SEGUNDO TIEMPO
Por: Carlos Pérez Alvarado
Recién cumplida la mitad del periodo presidencial de Michelle Bachelet la derecha realiza su habitual balance -negativo por cierto- de estos 2 últimos años al mando del país, que se suman a los 18 años que lleva la Concertación en La Moneda, y en boca del presidente de la UDI Hernán Larraín, sentencia que; “Este Gobierno ha sido menos que mediocre (e) hizo perder a Chile la oportunidad de dar un paso al desarrollo”. Menciona, claro, las principales fallas de su administración; Las bajas cifras de crecimiento, la corrupción y el Transantiago.
En realidad a la derecha le sobran los motivos para criticar a la Mandataria sin embargo esos tres son los temas que lideran el ranking de los cuestionamientos y por algún tiempo la “incontrolable” delincuencia quedará desplazada a un cuarto lugar entre las que, según ellos, representan las preocupaciones más importantes de la “gente”. Paralelamente, a nivel internacional la Presidenta debe sobrellevar críticas de diferente tipo a las que recibe por parte de sus adversarios y la “ciudadanía de las encuestas” en Chile; una que ocupa los primeros lugares es su trato hacia los pueblos indígenas, visto en el exterior como desafortunado y altamente represivo. Ello en el contexto de la continuidad que le ha impregnado a un modelo económico considerado ultra liberal y muy distante de la ola de nacionalizaciones de los recursos naturales y de integración regional que se están registrando en gran parte de nuestro continente.
Es totalmente comprensible que la oposición intente obtener ventajas de esta situación, más aún si en La Moneda y las jefaturas regionales parecieran esforzarse por alimentar cada día esas acusaciones. No obstante en esas mismas encuestas los niveles de aprobación de la Alianza por Chile son tan bajos como los de la Concertación demostrando la falta de representatividad que está experimentado, en general, la clase política chilena. A pesar de ello la Alianza tendría serias posibilidades de ganar las próximas elecciones ya que en Chile ambos pactos convenientemente hegemonizan el poder de nuestra cuestionable democracia.
Si no hay cambios efectivos en este sentido, a fines de 2009 estaremos nuevamente obligados a optar entre uno u otro de estos conglomerados políticos (la Concertación o la Alianza) y no está contemplada la más mínima posibilidad que exista una tercera alternativa por la que podamos votar, debido –como sabemos- al nefasto sistema electoral binominal que rige en nuestro país y que impide que otras visiones tengan representación en el Congreso. Aparte de arbitrario este sistema y forma de elegir a nuestros representantes en el Parlamento y La Moneda constituye una de las principales causas que explican la baja participación de los jóvenes en política (y también de muchos adultos) a quienes estas dos alianzas en verdad no los representan.
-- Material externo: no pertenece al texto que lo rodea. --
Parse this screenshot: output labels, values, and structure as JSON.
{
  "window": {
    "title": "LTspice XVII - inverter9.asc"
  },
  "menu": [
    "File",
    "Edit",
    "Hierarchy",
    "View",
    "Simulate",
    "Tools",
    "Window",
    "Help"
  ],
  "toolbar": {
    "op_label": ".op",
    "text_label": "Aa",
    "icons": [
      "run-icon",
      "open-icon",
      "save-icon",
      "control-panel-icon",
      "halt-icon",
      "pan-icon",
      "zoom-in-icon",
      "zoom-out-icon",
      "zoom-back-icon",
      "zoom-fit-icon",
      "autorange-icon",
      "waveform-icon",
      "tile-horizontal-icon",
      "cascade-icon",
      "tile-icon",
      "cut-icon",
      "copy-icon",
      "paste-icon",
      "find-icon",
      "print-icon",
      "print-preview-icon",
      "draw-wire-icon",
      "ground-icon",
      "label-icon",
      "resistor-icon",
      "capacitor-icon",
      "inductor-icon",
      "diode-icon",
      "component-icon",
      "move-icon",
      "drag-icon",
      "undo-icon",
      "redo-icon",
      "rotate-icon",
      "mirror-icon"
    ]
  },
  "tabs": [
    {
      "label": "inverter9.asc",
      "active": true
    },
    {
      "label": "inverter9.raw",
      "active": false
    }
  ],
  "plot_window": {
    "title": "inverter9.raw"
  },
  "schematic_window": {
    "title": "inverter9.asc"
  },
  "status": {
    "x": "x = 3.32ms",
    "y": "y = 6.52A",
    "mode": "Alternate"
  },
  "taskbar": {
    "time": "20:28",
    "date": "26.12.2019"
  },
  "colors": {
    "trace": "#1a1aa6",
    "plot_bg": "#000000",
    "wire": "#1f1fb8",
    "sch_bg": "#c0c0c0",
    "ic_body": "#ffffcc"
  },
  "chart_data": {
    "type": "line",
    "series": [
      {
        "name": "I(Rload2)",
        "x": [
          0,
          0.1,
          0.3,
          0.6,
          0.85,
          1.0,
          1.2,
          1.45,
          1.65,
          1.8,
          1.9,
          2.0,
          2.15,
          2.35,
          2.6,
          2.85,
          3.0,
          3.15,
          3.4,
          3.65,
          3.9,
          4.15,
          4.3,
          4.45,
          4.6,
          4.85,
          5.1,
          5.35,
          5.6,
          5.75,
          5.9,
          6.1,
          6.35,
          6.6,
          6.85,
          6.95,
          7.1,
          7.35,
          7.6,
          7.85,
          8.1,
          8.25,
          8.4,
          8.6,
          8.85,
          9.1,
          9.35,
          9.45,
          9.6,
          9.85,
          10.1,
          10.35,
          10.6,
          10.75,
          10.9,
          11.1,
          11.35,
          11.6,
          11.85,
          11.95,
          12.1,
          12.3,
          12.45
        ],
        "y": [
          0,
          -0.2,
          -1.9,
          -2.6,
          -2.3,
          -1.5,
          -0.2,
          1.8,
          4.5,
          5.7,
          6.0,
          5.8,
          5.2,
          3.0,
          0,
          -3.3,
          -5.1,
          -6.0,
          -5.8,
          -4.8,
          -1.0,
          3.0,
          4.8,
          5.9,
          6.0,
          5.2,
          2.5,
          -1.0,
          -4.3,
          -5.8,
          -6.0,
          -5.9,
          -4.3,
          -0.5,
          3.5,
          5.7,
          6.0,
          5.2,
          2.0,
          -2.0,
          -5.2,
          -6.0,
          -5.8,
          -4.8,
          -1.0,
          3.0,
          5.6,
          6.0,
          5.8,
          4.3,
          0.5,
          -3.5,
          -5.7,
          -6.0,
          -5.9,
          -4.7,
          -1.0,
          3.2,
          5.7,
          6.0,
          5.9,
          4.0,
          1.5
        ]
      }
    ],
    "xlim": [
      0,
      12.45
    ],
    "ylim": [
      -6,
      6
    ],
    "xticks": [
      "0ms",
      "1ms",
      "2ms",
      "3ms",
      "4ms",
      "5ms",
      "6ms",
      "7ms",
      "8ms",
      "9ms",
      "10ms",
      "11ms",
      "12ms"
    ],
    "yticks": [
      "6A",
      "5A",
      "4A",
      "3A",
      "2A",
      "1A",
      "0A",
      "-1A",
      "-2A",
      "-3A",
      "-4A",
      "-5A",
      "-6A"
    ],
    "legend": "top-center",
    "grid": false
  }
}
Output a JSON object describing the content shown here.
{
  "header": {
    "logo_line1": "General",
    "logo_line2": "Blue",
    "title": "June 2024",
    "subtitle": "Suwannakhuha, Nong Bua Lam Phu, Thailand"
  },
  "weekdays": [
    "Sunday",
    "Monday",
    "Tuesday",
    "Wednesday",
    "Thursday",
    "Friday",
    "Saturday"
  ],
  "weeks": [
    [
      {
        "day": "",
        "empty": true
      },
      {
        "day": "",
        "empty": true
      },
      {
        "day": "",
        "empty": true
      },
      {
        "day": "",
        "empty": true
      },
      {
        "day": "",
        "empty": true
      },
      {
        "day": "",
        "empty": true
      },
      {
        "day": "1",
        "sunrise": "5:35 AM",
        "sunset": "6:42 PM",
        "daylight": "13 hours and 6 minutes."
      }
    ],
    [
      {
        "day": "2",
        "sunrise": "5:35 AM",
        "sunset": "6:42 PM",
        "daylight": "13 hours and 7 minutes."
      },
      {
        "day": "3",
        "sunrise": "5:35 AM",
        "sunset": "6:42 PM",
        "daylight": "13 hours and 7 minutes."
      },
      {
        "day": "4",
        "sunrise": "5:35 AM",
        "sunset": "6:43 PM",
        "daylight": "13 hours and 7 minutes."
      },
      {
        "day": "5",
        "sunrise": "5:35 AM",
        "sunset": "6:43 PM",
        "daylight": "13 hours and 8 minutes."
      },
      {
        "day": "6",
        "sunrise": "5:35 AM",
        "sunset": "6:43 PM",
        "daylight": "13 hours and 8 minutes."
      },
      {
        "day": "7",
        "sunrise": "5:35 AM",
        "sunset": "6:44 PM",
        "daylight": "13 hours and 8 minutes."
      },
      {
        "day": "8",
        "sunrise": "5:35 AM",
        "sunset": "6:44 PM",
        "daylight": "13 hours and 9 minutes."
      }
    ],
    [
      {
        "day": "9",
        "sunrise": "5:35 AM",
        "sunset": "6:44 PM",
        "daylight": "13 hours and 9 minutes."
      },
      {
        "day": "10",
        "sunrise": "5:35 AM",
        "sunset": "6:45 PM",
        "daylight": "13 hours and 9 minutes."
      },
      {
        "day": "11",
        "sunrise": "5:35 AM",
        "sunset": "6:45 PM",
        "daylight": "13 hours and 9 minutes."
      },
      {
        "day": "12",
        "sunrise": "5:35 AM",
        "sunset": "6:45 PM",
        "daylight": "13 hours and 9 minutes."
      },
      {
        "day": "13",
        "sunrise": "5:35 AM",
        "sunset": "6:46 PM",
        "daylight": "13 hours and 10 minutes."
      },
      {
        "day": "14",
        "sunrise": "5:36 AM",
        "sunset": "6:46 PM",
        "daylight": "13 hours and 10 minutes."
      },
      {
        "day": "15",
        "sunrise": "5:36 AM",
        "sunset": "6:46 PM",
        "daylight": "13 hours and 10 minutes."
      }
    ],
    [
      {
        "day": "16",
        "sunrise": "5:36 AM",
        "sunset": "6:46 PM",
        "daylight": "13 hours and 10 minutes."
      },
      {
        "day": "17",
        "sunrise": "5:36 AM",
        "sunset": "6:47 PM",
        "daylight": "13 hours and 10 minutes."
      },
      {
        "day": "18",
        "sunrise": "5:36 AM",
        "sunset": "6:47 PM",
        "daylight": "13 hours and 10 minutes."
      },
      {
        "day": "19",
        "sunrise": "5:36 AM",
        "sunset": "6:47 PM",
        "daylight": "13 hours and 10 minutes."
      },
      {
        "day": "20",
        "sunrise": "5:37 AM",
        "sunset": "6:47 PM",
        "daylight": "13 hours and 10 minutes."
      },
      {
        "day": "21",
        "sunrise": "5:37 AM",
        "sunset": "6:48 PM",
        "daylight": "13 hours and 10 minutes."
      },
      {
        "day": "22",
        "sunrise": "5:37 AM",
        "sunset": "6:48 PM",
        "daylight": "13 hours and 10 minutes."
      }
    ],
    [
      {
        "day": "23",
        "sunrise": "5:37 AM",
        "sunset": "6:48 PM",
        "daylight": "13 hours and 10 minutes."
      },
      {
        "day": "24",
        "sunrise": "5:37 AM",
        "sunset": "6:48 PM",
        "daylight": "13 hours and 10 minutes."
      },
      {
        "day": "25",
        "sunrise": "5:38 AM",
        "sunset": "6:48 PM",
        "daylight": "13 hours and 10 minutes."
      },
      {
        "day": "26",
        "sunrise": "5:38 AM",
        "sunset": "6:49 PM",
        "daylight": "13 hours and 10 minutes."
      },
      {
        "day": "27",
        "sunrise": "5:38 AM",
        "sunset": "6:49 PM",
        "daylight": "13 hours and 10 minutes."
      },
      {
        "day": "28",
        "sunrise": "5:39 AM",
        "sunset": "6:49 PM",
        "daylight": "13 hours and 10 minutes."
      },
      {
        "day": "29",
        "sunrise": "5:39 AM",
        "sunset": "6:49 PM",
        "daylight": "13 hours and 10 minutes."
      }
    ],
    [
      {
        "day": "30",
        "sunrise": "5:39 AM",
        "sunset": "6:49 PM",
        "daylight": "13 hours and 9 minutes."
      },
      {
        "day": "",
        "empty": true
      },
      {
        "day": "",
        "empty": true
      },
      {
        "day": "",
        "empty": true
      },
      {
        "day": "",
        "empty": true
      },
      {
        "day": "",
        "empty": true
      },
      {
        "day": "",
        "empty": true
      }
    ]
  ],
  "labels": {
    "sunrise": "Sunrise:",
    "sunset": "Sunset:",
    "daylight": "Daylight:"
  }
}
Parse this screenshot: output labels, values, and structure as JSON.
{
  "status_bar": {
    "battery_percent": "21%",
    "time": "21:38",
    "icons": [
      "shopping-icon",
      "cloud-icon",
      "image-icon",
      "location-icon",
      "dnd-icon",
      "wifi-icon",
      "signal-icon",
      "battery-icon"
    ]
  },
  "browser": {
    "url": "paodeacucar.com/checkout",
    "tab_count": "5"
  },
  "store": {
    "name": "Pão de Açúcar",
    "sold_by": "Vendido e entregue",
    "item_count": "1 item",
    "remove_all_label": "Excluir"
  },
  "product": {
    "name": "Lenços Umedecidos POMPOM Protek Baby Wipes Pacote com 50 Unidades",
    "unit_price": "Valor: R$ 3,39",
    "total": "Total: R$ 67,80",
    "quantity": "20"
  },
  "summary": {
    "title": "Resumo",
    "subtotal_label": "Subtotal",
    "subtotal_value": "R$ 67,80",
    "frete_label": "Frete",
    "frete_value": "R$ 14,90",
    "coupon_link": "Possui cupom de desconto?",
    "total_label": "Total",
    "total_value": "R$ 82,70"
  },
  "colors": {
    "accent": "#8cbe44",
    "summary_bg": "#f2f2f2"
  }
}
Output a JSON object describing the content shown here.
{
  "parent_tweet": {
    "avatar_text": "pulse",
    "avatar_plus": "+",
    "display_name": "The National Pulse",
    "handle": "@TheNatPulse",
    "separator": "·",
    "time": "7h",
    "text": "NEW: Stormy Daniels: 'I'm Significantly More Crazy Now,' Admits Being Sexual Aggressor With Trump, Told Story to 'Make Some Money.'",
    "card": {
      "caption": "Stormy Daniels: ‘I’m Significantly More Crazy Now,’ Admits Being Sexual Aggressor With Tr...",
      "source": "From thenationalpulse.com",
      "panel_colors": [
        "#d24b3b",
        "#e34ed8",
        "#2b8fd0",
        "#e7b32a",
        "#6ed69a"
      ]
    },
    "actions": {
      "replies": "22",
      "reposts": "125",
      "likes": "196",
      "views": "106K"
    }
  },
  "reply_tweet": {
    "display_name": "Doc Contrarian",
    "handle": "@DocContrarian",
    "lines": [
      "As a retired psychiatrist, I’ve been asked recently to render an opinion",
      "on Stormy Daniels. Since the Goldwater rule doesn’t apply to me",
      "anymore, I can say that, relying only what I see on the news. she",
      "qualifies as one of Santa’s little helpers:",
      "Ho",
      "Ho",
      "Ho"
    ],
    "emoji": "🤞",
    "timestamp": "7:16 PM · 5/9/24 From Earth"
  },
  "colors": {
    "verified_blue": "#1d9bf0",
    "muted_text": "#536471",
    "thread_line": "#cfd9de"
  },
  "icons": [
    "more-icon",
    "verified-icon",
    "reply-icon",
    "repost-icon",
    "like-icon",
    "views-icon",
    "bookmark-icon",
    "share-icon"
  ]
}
Incluso con un miserable 5% de aceptación ciudadana a los comunistas les correspondería tener 6 Diputados y casi dos Senadores. Pero; ¿por qué en el Parlamento no hay además 3 Diputados Humanistas, un Senador ecologista o 6 congresistas independientes? Por ningún lado se vislumbra un ánimo genuino de legislar al respecto y aunque en esta materia acuse a la oposición de obstrucción legislativa, existen amplios sectores en la Concertación que erróneamente piensan que se benefician de estas normas y permanece convenientemente inamovible.
Es indudable que existe también un grave problema de liderazgo al interior de la cúpula gobernante y la ausencia de un llamado enérgico a legislar y aprobar una iniciativa para reformar el sistema Binominal por parte de la Presidenta es lamentable e incomprensible, sobre todo si considerara que esos parlamentarios, extra concertación o extra alianza, indudablemente preferirían apoyar a su sector y no a la oposición, especialmente cuando se trate de iniciativas que afectan las principales sensibilidades de la derecha, como lo es la clase empresarial a la que ésta suele defender con vigor. Este debiera ser el principal objetivo de este así llamado “segundo tiempo” del gobierno de Michelle Bachelet si desea ser recordada en el futuro como una verdadera estadista y no quiere que la Alianza por Chile gane el partido y asuma el poder en propiedad.